Sort of. I just wanted to write about Murakami some more. I finished “Hard-Boiled Wonderland and The End of the World” today and I highly recommend it. I think it’s his best novel. It combines noir, speculative science fiction, and mythology, managing to transcend all of them. It also manages to tell two entirely different stories in one book, alternating chapters set between the Hard-Boiled Wonderland and The End of the World.
The premise is rather interesting: in the Hard-Boiled Wonderland chapters, a nameless narrator who shuffles data with his mind is embroiled in a war of information between the System and the Factory. There’s a brilliant scientist, subterranean laboratories, INKlings (creatures who live in the sewers underneath Tokyo), and a librarian.
In The End of the World chapters, a nameless narrator is living in a walled Town from which no one ever leaves. He is charged with reading the dreams of skulls in an old library. He is also forced to cut off his shadow, which lives outside the town as it plans an escape. There is a librarian here as well, and unicorns.
I don’t think I’m giving anything away by saying that this novel is once again concerned with reality, identity, and the dreamscape. It is more concretely philosophical while being entirely gripping through its employ of science fiction.
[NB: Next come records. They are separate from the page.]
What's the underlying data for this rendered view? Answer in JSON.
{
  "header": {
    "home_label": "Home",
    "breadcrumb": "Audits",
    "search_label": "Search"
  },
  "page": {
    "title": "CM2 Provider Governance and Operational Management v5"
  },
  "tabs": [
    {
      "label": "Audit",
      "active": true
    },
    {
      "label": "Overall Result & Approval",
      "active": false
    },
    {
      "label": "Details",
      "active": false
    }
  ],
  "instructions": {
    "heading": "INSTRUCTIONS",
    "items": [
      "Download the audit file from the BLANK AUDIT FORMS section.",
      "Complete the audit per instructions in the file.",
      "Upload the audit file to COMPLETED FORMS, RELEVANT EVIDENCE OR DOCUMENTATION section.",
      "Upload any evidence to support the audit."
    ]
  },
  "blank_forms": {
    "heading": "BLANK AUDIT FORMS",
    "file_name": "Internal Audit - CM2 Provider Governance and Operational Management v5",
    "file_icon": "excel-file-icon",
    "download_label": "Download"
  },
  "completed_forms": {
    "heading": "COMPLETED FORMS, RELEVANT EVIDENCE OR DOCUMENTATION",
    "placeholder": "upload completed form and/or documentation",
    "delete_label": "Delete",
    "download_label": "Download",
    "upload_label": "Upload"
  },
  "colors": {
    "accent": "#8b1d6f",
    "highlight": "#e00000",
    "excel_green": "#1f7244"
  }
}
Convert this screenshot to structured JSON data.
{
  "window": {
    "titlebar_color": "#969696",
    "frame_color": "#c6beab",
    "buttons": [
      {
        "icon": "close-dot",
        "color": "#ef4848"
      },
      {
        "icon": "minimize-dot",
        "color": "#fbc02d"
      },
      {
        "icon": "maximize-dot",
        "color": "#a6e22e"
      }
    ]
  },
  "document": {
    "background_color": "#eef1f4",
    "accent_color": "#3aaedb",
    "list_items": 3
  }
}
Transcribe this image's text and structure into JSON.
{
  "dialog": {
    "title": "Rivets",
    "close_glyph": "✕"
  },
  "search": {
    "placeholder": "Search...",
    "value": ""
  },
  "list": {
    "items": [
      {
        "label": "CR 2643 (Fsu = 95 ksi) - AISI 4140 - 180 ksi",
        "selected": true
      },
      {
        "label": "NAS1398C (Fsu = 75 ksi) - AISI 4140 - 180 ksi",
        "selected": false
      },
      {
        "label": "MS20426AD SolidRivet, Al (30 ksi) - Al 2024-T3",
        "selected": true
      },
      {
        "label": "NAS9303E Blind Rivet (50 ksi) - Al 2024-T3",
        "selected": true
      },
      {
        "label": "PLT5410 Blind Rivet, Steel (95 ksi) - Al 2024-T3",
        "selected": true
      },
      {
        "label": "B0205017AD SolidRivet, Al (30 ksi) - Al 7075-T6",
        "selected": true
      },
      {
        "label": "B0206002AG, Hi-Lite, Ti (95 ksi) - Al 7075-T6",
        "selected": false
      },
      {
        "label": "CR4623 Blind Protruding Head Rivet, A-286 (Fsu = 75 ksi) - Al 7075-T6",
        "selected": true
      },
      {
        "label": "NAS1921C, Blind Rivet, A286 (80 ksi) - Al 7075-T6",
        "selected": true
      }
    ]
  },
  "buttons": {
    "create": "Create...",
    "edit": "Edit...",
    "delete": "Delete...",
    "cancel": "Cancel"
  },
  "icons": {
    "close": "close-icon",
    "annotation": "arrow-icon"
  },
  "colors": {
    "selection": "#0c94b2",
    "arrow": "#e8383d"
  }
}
I want to say that the ending is a wonderful subversion of Western literary standards. The novel is also, of course, concerned with Western culture and references everything from JG Ballard and Casablanca to Bob Dylan. It reminds me of “The Brief Wondrous Life of Oscar Wao” and “Midnight’s Children” through its use of oblique references, half of which the average reader (and I, even as an Americanized reader) didn’t quite catch.
I haven’t felt such strong emotions since reading Disgrace, and while I don’t wish to compare the two, I feel like Murakami has achieved something equally forceful here, albeit by a different route.
The most important question posed by Murakami is the idea of the self and the function of the mind in the creation of that self. In a small way, the novel is also about the idea of free will, and the choice to live a life of self-awareness.